Since it worked well for proximity port alerts, and since it was already in our stack, we set about benchmarking it against all the other places the previous geo-search heuristic had been in operation. However, we found that it was slower for both the waypoint matching as well as the piracy indicator.
As an example, this is one of the results of our benchmark of waypoint matching:
Waypoint Matching with custom module: 9.1 ms Waypoint Matching with earthdistance: 2 ms Waypoint Matching with PostGIS : 8.5 ms
The results varied with PostGIS sometimes outperforming our internal algorithm, but they were always beaten by earthdistance.
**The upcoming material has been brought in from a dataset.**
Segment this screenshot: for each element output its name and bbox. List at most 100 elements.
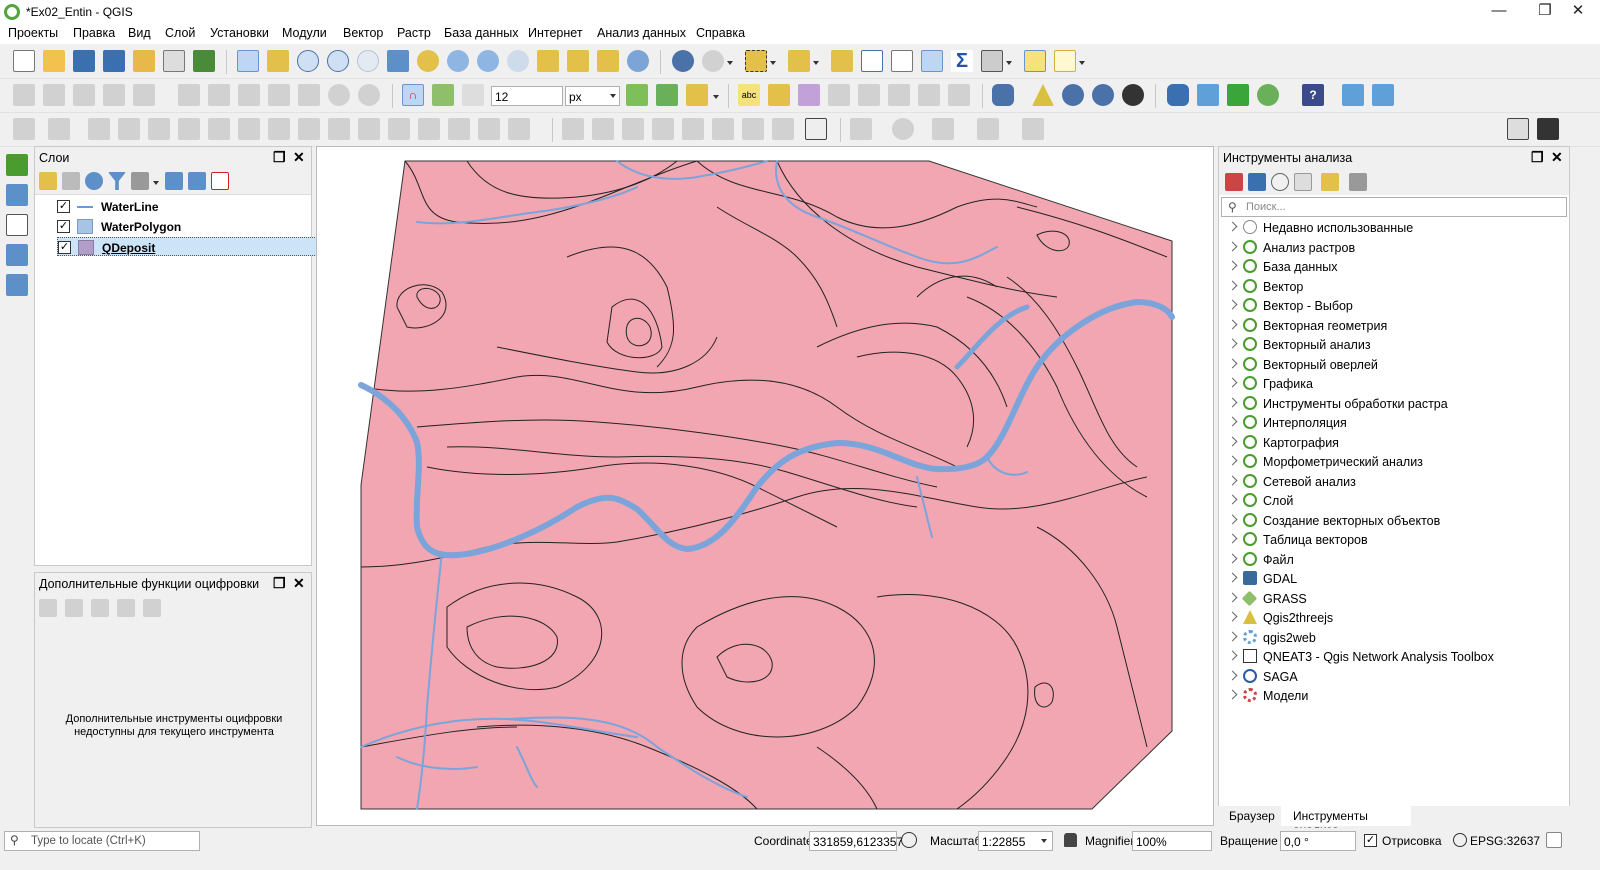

These are the results for piracy searches:
Incident search with custom module: 500 ms Incident search with earthdistance: 5084 ms Incident search with PostGIS : 3000 ms
For some context, waypoint matching usually compares a handful of waypoints at the most against the port database, piracy searches compare an entire route against 2000 piracy incidents, and proximity ports compares a more complex route against >100,000 ports and airports before labelling the results for suitability. We were surprised to find that our custom solution,
earthdistance, and PostGIS all had sweet spots that served specific problems.
This makes some sense as our custom search module was initially written for piracy, but it could well be that we haven't optimized PostGIS to the fullest extent, and it's something we're working on. But it makes sense to us that the three problems are different in complexity and requirements, and as we get to larger and larger datasets we may find that one size fits all - just not for now.
(Something I will say about PostGIS, is that setting it up on our UNIX machines in the cloud was a breeze. No problems whatsoever. In stark contrast, it took me a week to get it barely functional on my Mac. Brew refused to link my PostGIS installation with Postgres, insisting on installing the same version to a different folder but refusing to link that to system path (going so far as to keep removing it). Compiling PostGIS from source worked, but brew continued to remove PostGIS' feeble attempts to link itself to brew's Postgres, until I gave up and recompiled both outside of brew. There were enough problems along the way that were entirely El Capitan's fault to hasten my exit from the crumbling Macbook developer ecosystem. More on that later.)